O amor precisa aprender a amar

“Somos mais egoístas do que acreditamos”, me disse Loureiro, o artesão amante dos vinhos tintos e dos livros de filosofia, que costurava tanto bolsas quanto ideias com a mesma mestria. Discordei. Falei que me considerava um sujeito generoso, pouco apegado a dinheiro e bens materiais. Ele tentou me fazer entender: “Dinheiro ou bens materiais são as variantes mais conhecidas dos vários aspectos do egoísmo. Há muito mais. O egoísmo se manifesta todas as vezes que desconsideramos a necessidade alheia. Muitas vezes nada tem a ver com questões financeiras. Não raro, somos egoístas quanto ao nosso tempo, paciência e afeto. Quando acontece, abdicamos de virtudes poderosas como a compaixão, empatia e a solidariedade. É como se o outro fosse invisível, que as suas carências fossem incapazes de tocar o meu coração ou se as necessidades dele atrapalhassem as minhas conquistas. Sem dúvida, existe a hora de priorizar a si mesmo; ninguém pode se anular em função de ninguém; todos temos construções pessoais a realizar que não podem cair no esquecimento. Contudo, há o momento de atender aqueles que precisam de ajuda; dias sem amor são trechos de uma vida abandonada”.

Bebeu um gole de café, repousou a caneca sobre o balcão de madeira do atelier, e acrescentou: “Todas as conquistas alcançadas pelo impulso do egoísmo se tornam efêmeras pela ausência de amor e sabedoria ou, se preferir, por falta de virtude. Ninguém evolui se não for através da Luz. Uma vitória apenas se torna um ganho real se tiver a capacidade de não se desmanchar na transitoriedade do tempo. Ainda que as pedras e o concreto dos palácios durem milênios, há que se questionar se quem os construiu carregou consigo algum poder. Vencer se valendo do egoísmo trará satisfação de curta duração, além das consequências educativas ajustadas pela Lei Cósmica da Causa e Efeito e, mais importante, não restará nenhum conteúdo para acrescentar à bagagem de quem somos”.

Não arredei do meu ponto de vista. Argumentei que eu não me encaixava naquele comportamento definido por ele como egoísta, uma sombra já educada e iluminada em mim. Loureiro arqueou os lábios em sorriso, como quem está diante de um garoto que se nega a ver o perigo de nadar em praia repleta de correntezas; traiçoeiras por se movimentarem abaixo do nível d`água, onde olhos despreparados ainda não conseguem enxergar, fazendo com que sejamos engolidos por algo que jurávamos não existir. O sapateiro pontuou: “Nada nos expõe a tanto risco como a ignorância. Acreditar saber o que não se conhece é como colocar um coelho na jaula de leões famintos na certeza de que não existe perigo. Tudo que nos desequilibra, enfraquece e atrapalha é tão e somente aquilo que ignoramos em nós. Então, somos devorados”.

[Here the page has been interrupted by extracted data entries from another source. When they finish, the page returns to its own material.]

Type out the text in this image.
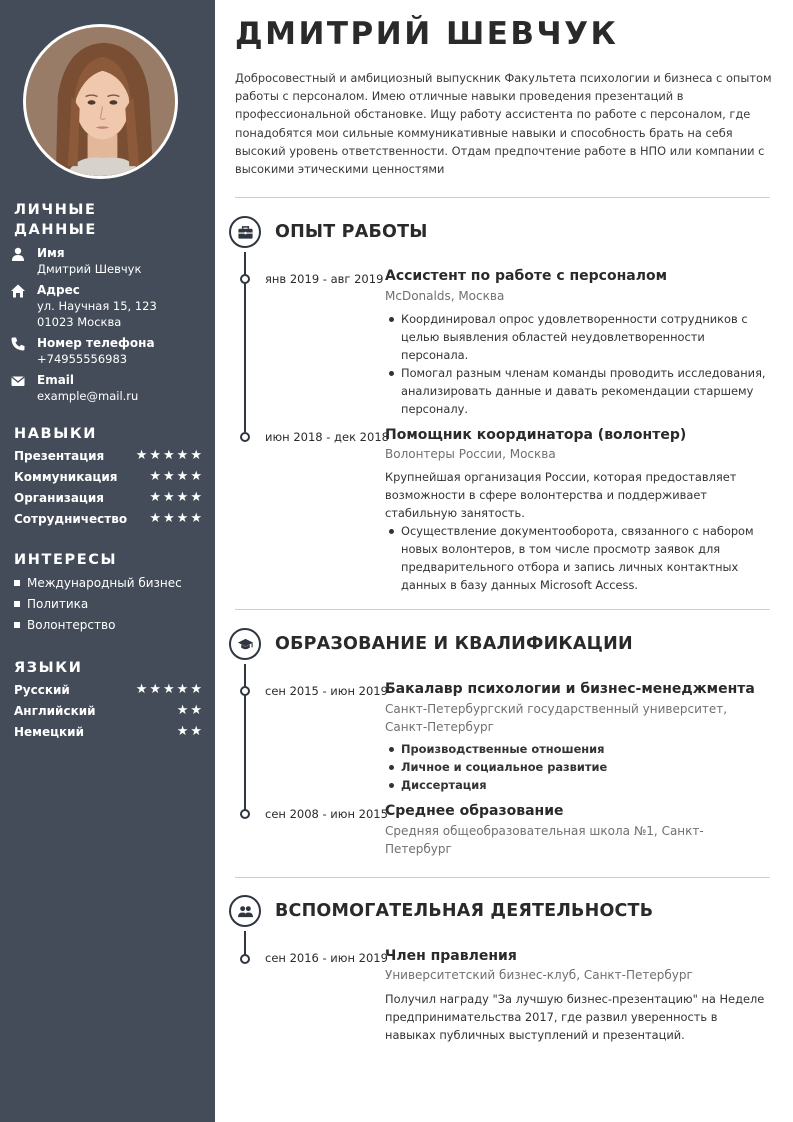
ЛИЧНЫЕ
ДАННЫЕ
Имя
Дмитрий Шевчук
Адрес
ул. Научная 15, 123
01023 Москва
Номер телефона
+74955556983
Email
example@mail.ru
НАВЫКИ
Презентация ★★★★★
Коммуникация ★★★★
Организация	★★★★
Сотрудничество ★★★★
ИНТЕРЕСЫ
Международный бизнес
Политика
Волонтерство
ЯЗЫКИ
Русский	★★★★★
Английский	★★
Немецкий	★★
ДМИТРИЙ ШЕВЧУК

Добросовестный и амбициозный выпускник Факультета психологии и бизнеса с опытом работы с персоналом. Имею отличные навыки проведения презентаций в профессиональной обстановке. Ищу работу ассистента по работе с персоналом, где понадобятся мои сильные коммуникативные навыки и способность брать на себя высокий уровень ответственности. Отдам предпочтение работе в НПО или компании с высокими этическими ценностями

ОПЫТ РАБОТЫ
янв 2019 - авг 2019 Ассистент по работе с персоналом
McDonalds, Москва
Координировал опрос удовлетворенности сотрудников с целью выявления областей неудовлетворенности персонала.
Помогал разным членам команды проводить исследования, анализировать данные и давать рекомендации старшему персоналу.
июн 2018 - дек 2018
Помощник координатора (волонтер)
Волонтеры России, Москва
Крупнейшая организация России, которая предоставляет возможности в сфере волонтерства и поддерживает стабильную занятость.
Осуществление документооборота, связанного с набором новых волонтеров, в том числе просмотр заявок для предварительного отбора и запись личных контактных данных в базу данных Microsoft Access.
ОБРАЗОВАНИЕ И КВАЛИФИКАЦИИ
сен 2015 - июн 2019
Бакалавр психологии и бизнес-менеджмента
Санкт-Петербургский государственный университет, Санкт-Петербург
Производственные отношения
Личное и социальное развитие
Диссертация
сен 2008 - июн 2015
Среднее образование
Средняя общеобразовательная школа №1, Санкт-Петербург
ВСПОМОГАТЕЛЬНАЯ ДЕЯТЕЛЬНОСТЬ
сен 2016 - июн 2019
Член правления
Университетский бизнес-клуб, Санкт-Петербург
Получил награду "За лучшую бизнес-презентацию" на Неделе предпринимательства 2017, где развил уверенность в навыках публичных выступлений и презентаций.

O sapateiro explicou que era fácil identificar o egoísmo ao nos depararmos com indivíduos que carecem de emprego, alimento, abrigo e vestimenta para sobreviver. Não raro, nos escusamos de qualquer responsabilidade, atribuindo ao poder público a função de amparar essas pessoas; enfim, sentimos o sofrimento alheio, mas ao substituir o compromisso de acolhimento pelo debate meramente ideológico, escondemos o egoísmo sob a manta de uma pretensa intelectualidade. Em uma mesma prateleira, há aqueles sem necessidades materiais, mas com enormes lacunas afetivas e emocionais que precisam de acolhimento e orientação para retomar e retornar à existência. Usamos como desculpa o argumento de que cada um deve encontrar o próprio ponto de equilíbrio para se fortalecer diante da vida. Afinal, todos temos questões sentimentais em aberto e nós existenciais a espera de serem desatados. Cada um com os seus problemas, tentamos nos convencer. Alegamos falta de tempo, não saber como fazer ou não ser da nossa conta. Em palavras despidas de enganos, seja por não existir interesse da nossa parte, seja por recusarmos a assumir quaisquer responsabilidades além do círculo estreito dos interesses pessoais, em verdade, buscamos justificativas para negar o egoísta que ainda nos manipula. O egoísmo é o ralo pelo qual o amor se esgota; enquanto não entendermos isto, continuaremos a desperdiçar o melhor da vida.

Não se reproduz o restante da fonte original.